A don José Bello no le gusta nada que le llamen Pepín. Le molesta mucho el diminutivo, y ahora, después de cien años, empieza a rechazarlo para sugerir de muy buenas maneras a la interlocutora que él atiende por José. Es curioso que Pepín no quiera ser Pepín justo cuando todo el mundo ha podido apreciar estos días la frescura de sus cien años, la lucidez de una mente privilegiada, prácticamente consagrada al limpio recuerdo de sus amigos, y la humildad de quien voluntariamente se relegó a un tercer plano cuando muy bien podría haberse situado en primera línea simplemente contando intimidades, debilidades y miserias, que de todo hubo en esa tropa de amigos.

Si don José ha callado lo que Pepín podía contar de primera mano es simplemente porque él es un hombre decente y educado en el buen gusto, algo que le impide ser indiscreto con quienes le confiaron su amistad. Intentó contarlo todo en unas memorias que escribió cuando empezó a hacerse viejo, allá por la segunda mitad del siglo pasado, pero dice que el resultado no le gustó nada porque habría decepcionado a sus amigos --Buñuel, Dalí y García Lorca--, que son su mejor obra.
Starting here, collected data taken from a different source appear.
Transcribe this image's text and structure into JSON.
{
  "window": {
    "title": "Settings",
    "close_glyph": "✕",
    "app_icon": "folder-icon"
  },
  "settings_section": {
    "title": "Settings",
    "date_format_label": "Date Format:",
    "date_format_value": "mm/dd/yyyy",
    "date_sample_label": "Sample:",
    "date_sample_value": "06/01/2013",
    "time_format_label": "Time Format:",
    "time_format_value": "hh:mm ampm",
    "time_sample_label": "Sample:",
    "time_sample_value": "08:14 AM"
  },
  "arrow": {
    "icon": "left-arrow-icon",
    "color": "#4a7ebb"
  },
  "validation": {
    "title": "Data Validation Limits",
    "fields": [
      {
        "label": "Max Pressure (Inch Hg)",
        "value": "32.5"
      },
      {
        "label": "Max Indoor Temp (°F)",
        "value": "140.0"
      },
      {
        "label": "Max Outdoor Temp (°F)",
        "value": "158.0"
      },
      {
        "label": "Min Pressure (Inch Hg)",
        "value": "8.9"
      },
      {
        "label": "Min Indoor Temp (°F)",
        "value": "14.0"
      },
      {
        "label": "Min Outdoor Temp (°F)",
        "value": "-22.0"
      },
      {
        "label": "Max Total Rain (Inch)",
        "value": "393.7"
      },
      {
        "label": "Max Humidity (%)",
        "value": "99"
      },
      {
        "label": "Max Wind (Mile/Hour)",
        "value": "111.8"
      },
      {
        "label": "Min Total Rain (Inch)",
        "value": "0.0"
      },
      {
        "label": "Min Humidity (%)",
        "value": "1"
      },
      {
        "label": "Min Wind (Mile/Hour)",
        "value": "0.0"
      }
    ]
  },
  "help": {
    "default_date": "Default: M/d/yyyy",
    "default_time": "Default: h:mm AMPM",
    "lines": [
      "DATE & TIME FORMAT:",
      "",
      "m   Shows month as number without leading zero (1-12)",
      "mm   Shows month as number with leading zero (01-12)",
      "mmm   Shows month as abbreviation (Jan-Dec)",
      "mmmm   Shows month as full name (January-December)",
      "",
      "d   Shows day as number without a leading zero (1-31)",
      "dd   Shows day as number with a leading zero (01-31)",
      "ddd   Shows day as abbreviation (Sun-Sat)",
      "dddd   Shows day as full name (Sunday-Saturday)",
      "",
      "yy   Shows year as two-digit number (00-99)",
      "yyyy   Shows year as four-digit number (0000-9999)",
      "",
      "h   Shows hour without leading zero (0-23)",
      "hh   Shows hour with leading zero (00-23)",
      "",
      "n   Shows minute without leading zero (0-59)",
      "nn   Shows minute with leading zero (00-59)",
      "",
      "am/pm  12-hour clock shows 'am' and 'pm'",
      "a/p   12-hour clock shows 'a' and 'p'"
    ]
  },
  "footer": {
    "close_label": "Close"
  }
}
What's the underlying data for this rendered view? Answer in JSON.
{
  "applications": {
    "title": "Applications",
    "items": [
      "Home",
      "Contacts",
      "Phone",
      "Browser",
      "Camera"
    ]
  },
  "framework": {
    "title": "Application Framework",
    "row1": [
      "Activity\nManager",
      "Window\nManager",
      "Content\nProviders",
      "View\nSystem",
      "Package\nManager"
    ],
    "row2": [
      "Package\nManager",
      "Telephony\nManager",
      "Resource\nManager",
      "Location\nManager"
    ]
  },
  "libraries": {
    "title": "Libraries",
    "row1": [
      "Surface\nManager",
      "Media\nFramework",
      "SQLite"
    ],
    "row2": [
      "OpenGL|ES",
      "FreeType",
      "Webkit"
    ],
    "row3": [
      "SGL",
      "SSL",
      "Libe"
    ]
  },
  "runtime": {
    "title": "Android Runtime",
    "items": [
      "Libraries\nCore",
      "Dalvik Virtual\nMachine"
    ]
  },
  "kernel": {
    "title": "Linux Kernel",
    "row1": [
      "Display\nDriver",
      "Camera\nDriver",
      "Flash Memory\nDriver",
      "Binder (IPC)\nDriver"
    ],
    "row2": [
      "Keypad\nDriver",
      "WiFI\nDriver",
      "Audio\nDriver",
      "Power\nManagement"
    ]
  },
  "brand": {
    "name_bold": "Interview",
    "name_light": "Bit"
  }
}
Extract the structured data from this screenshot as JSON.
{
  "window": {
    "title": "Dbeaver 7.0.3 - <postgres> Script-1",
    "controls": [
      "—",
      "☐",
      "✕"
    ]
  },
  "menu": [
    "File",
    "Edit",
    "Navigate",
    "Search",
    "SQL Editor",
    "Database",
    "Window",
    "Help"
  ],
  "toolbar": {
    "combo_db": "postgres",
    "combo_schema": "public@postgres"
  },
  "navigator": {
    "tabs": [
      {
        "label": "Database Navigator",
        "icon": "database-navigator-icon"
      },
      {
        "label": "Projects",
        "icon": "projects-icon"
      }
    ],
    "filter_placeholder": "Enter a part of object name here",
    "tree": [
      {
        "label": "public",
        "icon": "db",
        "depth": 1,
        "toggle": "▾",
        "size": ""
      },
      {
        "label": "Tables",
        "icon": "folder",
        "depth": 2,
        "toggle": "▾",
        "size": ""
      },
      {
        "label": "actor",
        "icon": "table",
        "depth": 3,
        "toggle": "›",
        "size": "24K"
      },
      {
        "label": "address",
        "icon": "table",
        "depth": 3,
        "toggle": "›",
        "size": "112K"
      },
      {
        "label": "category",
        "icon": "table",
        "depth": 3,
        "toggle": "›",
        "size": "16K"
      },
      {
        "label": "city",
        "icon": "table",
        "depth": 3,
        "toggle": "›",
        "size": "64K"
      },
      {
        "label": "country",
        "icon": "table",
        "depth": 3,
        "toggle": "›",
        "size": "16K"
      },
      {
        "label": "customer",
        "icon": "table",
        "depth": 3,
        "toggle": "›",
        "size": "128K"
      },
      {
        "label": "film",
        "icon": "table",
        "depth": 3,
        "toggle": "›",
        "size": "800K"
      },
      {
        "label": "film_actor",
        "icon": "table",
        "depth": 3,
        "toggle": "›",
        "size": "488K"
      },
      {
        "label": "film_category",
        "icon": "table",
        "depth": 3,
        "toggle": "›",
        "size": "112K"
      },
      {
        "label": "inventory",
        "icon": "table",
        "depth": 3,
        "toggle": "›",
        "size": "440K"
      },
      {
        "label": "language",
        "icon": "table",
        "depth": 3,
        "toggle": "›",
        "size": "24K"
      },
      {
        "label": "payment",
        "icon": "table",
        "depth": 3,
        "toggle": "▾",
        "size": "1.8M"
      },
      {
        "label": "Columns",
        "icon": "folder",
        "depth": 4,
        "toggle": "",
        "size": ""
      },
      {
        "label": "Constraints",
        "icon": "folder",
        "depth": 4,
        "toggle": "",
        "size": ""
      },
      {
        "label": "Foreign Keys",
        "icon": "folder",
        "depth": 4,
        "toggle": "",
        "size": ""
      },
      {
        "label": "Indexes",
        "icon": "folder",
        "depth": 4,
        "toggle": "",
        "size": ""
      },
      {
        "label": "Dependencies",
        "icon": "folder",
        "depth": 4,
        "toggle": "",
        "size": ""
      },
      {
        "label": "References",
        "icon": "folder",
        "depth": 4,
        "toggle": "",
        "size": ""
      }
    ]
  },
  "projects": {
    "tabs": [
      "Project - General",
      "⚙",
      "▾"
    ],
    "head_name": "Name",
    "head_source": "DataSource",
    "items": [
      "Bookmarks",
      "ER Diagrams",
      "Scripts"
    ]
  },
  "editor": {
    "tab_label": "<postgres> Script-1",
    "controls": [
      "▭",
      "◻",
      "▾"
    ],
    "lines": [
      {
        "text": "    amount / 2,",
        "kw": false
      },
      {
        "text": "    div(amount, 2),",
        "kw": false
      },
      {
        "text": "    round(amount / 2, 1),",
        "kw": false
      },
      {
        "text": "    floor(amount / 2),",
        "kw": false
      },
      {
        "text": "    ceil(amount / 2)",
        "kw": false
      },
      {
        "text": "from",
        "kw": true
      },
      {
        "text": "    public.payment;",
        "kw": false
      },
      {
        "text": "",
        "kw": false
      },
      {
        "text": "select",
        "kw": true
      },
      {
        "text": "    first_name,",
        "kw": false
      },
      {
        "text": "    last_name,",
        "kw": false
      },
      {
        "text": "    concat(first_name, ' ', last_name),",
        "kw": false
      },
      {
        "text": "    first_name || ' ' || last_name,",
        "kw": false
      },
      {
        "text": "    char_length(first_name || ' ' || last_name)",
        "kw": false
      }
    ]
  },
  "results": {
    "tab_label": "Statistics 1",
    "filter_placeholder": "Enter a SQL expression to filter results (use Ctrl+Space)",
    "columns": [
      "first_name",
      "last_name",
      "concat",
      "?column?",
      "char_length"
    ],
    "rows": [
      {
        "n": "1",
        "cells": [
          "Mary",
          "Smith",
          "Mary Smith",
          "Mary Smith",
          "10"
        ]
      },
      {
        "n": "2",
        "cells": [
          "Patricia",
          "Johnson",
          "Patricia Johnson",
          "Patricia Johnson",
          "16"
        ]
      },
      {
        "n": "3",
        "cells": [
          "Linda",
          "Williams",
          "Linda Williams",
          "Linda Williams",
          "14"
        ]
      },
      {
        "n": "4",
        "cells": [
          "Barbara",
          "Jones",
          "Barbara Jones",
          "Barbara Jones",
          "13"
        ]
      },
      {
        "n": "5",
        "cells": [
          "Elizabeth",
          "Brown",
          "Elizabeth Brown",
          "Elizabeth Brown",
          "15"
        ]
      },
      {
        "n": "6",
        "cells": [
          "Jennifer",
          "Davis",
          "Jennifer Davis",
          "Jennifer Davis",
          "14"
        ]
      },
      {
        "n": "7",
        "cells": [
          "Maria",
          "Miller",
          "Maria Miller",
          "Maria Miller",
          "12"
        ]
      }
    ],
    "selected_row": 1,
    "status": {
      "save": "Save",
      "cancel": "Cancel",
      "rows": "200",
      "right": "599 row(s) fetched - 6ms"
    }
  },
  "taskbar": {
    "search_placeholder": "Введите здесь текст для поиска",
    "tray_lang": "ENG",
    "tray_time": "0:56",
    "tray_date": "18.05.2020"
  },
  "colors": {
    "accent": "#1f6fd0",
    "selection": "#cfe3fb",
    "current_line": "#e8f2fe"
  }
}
El oscense Pepín Bello es uno de los pocos privilegiados que puede disfrutar de la celebración, hoy, de su centenario. Y lo hace con plena consciencia, preñado de vitalidad y socarronería, y rodeado de gente que le quiere y le admira. Su mayor mérito ha sido guardar silencio, pero no vale sólo por lo que calla. Vale sobre todo porque es un enorme trozo de historia y nunca ha querido emplearla en beneficio propio.